Evolving case law seems to be headed in the direction that divulging one’s password is “testimonial” (a term I’m using with only limited understanding) and so protected in the US by the Fifth Amendment. No such protection is provided for biometrics and, even if you cannot be compelled, most biometrics can be used successfully when the victim is sleeping, unconscious, or even dead.
All that said, I use biometrics to lock my phone because I can then use a short auto-lock timeout and much longer password than I would ever be able to enter each time I use my phone.
On iPhones, if you hold down the side (power) button and either volume button it will lock the phone so that your password is then needed to unlock. So if you have the luxury of advance warning, you can have the benefits of both.
I do not use biometric unlock with 1Password, but then I probably have much more sensitive info than most.

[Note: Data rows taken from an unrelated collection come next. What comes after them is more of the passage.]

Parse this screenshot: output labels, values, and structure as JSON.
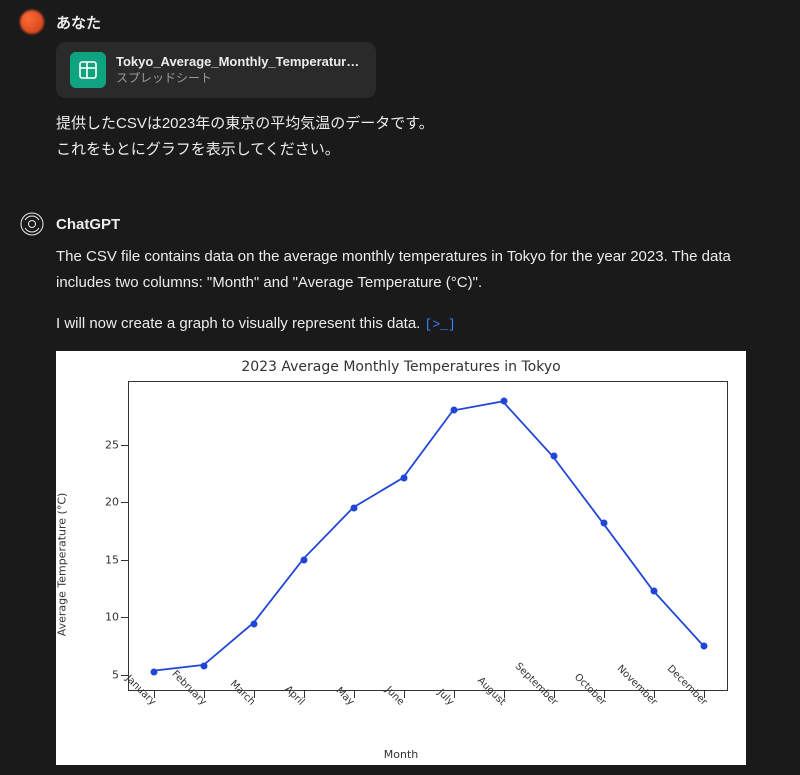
{
  "user": {
    "name": "あなた",
    "attachment": {
      "filename": "Tokyo_Average_Monthly_Temperatures...",
      "filetype": "スプレッドシート"
    },
    "line1": "提供したCSVは2023年の東京の平均気温のデータです。",
    "line2": "これをもとにグラフを表示してください。"
  },
  "assistant": {
    "name": "ChatGPT",
    "para1": "The CSV file contains data on the average monthly temperatures in Tokyo for the year 2023. The data includes two columns: \"Month\" and \"Average Temperature (°C)\".",
    "para2_prefix": "I will now create a graph to visually represent this data. ",
    "code_badge": "[>_]"
  },
  "chart_data": {
    "type": "line",
    "title": "2023 Average Monthly Temperatures in Tokyo",
    "xlabel": "Month",
    "ylabel": "Average Temperature (°C)",
    "categories": [
      "January",
      "February",
      "March",
      "April",
      "May",
      "June",
      "July",
      "August",
      "September",
      "October",
      "November",
      "December"
    ],
    "values": [
      5.2,
      5.7,
      9.4,
      15.0,
      19.5,
      22.1,
      28.0,
      28.8,
      24.0,
      18.2,
      12.3,
      7.5
    ],
    "yticks": [
      5,
      10,
      15,
      20,
      25
    ],
    "ylim": [
      3.5,
      30.5
    ]
  }
}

I am hoping that Standard Notes will let me have some notes that I can lock with biometrics, and others that will require a unique passphrase. Then I can keep my password to catfancy.com in the former and my password to americanexpress.com in the latter. Or maybe the other way ’round.
A Word about Passkeys
Everybody is hailing the new passkey standard as The End of Passwords. More Secure! Now with 500% More Goodness! Your credentials never leave your device!!! (An absolute lie.)
Passkeys address two problems: people are crap at choosing passwords, and web developers are polycrap at implementing them. But they tie you irrevocably to your devices and the companies that manufacture them, and base all your security on the blind faith that your secure enclave can never be compromised. It has happened before and it WILL happen again.
I have heard some good thing from people not in the security biz about enpass:
KeePassXC is an open-source password manager that the developers of TAILS (a security/anonymity focuse Linux distribution) think is worthwhile:
Hardware keys are also greatly hyped, but that’s a whole other world and, again, mostly addresses the human factors of poor password hygeine at the expense of always having to have your token available and accepting the risks of either total loss if the token is lost, or compromised security that results when you have backup systems in place.
I wipe my phone before crossing borders. It’s a total pain, and other solutions are coming, but right now that’s what I do.
Enough. I hope this is helpful and not all just textual diarrhea. I’ll probably put it on my blog.
For now, for most users, my advice would still be to use 1Password—I’m just not as happy about that as I used to be.